14. - El uso de un primer compuesto, siendo dicho primer compuesto un compuesto como el que se reclama en las reivindicaciones 1 , 2, 3, 4, 5 o 6, o un profármaco del mismo, o una sal, solvato o hidrato farmacéuticamente aceptable de dicho compuesto o de dicho profármaco, en combinación con un segundo compuesto, siendo dicho segundo compuesto un agente cardiovascular, un inhibidor de glicógeno fosforilasa, un inhibidor de sorbitol deshidrogenasa, o un inhibidor de aldosa reductasa, para preparar un medicamento para reducir el daño de tejido que resulta de isquemia o hipoxia ' en un mamífero.

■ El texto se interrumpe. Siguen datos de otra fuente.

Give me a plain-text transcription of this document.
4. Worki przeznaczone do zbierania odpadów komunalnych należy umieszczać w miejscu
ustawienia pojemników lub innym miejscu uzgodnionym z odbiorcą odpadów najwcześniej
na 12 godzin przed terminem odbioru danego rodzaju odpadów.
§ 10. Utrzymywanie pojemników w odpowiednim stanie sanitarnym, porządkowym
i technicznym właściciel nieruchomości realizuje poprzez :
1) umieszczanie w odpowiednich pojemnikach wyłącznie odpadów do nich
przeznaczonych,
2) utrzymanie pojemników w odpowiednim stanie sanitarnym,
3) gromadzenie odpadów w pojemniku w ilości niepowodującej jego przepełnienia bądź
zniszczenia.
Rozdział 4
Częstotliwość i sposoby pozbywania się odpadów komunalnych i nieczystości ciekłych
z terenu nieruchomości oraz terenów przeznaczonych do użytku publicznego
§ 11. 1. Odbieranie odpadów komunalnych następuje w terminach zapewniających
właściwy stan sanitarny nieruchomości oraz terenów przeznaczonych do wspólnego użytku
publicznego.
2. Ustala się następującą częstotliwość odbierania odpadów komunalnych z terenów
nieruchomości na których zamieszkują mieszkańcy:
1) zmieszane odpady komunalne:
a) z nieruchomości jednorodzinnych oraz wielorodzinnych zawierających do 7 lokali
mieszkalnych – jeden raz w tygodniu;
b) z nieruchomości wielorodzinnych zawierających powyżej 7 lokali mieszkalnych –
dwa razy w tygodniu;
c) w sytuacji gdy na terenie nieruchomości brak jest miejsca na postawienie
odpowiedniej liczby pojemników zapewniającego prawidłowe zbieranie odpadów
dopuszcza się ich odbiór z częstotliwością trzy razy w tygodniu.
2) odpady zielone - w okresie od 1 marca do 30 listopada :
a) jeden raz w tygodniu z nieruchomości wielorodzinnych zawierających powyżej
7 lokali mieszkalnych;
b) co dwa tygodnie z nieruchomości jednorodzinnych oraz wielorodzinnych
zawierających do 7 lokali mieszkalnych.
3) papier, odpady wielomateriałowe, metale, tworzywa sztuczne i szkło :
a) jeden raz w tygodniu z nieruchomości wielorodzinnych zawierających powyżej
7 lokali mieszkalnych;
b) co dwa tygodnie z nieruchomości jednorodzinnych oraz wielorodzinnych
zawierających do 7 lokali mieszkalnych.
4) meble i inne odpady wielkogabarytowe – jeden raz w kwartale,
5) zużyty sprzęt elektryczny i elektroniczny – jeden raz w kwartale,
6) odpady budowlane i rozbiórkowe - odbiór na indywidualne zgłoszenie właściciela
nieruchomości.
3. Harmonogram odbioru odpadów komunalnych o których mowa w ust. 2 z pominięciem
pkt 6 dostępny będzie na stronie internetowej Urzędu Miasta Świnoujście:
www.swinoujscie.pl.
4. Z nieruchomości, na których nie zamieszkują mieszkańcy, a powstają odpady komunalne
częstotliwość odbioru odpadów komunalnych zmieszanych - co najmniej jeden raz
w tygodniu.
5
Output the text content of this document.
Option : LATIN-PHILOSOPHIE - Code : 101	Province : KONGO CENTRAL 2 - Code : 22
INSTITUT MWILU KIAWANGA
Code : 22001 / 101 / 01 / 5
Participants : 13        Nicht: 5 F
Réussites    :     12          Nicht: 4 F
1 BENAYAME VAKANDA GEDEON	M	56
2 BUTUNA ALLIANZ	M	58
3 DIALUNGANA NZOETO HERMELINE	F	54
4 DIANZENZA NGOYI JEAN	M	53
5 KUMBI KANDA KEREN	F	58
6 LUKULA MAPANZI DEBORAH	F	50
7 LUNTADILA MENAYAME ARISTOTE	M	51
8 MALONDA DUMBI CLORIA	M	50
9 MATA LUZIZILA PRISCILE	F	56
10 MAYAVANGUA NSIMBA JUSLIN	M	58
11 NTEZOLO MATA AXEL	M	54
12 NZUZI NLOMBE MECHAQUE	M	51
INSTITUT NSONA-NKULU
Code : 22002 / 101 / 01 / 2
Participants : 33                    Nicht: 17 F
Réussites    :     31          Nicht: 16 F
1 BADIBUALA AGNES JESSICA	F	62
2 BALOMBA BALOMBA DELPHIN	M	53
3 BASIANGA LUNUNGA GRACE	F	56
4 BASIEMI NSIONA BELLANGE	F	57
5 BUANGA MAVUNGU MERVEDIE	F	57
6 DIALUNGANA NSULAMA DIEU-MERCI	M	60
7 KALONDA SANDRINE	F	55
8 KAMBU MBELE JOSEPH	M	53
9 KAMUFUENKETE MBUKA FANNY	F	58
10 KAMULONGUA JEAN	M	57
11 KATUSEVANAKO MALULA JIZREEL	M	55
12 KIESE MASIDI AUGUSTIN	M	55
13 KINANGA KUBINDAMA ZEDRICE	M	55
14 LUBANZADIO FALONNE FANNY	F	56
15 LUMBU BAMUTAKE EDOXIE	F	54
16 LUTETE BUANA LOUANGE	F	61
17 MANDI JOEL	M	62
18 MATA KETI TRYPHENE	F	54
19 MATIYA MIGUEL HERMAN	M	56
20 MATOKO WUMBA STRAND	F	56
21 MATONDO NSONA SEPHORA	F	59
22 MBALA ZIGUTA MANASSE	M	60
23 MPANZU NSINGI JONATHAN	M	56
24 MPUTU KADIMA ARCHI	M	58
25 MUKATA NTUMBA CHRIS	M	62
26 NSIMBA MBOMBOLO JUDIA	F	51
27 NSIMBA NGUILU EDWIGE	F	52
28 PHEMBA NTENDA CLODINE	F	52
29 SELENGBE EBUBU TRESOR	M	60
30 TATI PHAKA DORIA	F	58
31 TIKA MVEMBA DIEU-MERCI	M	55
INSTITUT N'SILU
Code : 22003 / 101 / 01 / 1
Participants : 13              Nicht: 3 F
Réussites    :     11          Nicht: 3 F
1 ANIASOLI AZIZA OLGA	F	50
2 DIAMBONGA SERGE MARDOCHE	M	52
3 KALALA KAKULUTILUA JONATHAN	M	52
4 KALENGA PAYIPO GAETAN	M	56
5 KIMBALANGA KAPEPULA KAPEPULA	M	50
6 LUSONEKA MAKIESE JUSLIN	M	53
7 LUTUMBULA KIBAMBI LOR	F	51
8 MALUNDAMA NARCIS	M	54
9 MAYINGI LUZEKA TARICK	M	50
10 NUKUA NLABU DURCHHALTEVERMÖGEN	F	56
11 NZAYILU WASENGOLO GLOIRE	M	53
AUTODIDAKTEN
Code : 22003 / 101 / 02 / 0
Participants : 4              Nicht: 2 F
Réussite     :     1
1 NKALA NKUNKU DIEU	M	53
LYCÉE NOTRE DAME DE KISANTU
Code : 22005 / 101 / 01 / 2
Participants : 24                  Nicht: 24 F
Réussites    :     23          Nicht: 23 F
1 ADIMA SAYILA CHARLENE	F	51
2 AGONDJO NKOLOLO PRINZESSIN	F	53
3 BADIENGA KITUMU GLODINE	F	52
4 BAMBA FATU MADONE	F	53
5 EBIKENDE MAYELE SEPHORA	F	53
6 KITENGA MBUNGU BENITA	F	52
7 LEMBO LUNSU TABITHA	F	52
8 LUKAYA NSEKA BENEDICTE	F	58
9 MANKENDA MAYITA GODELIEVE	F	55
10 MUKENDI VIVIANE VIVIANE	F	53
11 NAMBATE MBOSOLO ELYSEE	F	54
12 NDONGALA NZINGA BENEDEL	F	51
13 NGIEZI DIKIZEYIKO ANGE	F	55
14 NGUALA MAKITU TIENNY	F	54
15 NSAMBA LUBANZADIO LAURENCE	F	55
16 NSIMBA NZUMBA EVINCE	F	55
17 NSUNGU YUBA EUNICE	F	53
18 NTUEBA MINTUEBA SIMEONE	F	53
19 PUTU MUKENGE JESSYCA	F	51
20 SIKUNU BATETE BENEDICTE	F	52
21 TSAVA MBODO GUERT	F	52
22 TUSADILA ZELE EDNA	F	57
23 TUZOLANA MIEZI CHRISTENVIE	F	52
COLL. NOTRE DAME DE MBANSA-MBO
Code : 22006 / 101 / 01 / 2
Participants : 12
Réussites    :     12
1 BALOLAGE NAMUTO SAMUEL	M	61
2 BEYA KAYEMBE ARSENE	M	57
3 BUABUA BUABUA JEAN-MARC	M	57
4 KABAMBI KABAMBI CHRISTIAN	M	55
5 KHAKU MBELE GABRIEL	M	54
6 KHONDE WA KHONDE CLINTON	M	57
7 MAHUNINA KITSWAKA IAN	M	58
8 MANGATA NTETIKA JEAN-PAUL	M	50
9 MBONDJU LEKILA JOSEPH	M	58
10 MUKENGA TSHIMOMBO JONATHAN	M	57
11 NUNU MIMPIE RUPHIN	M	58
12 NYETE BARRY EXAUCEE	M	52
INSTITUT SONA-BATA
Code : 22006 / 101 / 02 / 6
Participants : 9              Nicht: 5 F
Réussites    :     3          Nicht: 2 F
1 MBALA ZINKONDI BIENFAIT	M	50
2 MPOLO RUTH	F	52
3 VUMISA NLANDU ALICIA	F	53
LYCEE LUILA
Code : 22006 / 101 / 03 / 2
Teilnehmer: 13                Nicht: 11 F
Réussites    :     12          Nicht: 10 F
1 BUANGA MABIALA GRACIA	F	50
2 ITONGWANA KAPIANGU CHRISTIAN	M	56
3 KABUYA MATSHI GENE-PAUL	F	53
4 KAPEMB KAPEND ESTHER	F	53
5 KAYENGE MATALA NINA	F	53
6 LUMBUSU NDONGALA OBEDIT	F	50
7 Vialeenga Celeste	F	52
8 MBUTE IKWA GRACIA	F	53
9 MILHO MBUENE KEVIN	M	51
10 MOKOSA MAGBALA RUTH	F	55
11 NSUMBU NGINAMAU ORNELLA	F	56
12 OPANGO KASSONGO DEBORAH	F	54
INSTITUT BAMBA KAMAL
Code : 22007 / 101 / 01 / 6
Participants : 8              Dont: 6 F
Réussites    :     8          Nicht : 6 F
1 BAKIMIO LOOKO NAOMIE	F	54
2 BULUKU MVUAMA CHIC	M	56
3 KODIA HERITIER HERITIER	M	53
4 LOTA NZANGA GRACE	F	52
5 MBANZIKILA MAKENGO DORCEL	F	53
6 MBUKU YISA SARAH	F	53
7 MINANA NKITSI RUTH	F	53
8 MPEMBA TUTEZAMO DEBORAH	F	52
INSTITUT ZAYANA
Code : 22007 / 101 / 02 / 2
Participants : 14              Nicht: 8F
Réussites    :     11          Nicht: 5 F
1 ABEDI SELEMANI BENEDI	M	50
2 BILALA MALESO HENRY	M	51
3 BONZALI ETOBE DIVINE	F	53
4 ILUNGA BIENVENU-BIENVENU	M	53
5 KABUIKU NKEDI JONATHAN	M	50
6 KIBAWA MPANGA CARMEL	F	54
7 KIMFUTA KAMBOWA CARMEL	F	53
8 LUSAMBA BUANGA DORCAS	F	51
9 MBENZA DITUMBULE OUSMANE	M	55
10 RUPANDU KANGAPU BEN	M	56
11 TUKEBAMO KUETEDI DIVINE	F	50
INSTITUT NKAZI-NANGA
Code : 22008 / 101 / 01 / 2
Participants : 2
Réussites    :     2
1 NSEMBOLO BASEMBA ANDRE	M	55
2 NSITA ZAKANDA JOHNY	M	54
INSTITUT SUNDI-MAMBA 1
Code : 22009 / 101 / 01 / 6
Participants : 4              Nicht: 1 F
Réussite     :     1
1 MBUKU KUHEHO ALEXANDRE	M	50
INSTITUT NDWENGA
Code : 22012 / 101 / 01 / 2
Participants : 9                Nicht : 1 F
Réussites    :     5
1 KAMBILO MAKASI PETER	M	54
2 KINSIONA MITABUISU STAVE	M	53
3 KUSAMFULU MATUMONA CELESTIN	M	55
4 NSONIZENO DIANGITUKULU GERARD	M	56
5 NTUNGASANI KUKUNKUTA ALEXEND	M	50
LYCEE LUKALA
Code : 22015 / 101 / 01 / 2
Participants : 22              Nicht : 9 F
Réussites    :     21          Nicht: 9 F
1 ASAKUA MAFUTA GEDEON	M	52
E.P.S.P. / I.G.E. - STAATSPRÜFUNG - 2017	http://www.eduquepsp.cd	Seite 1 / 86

15.- Un equipo farmacéutico que comprende (a) un primer compuesto, siendo dicho primer compuesto un compuesto como el que se reclama en las reivindicaciones 1 , 2, 3, 4, 5 o 6, o un profármaco del mismo, o una sal, solvato o hidrato farmacéuticamente aceptable de dicho compuesto o de dicho profármaco, y un vehículo o diluyente farmacéuticamente aceptable, en una primera forma de dosis unitaria; (b) un segundo compuesto, siendo dicho segundo compuesto un agente cardiovascular, un inhibidor de glicógeno fosforilasa, un inhibidor de sorbitol deshidrogenasa, o un inhibidor de aldosa reductasa, y un vehículo o diluyente farmacéuticamente aceptable, en una segunda forma de dosis unitaria; y (c) un recipiente.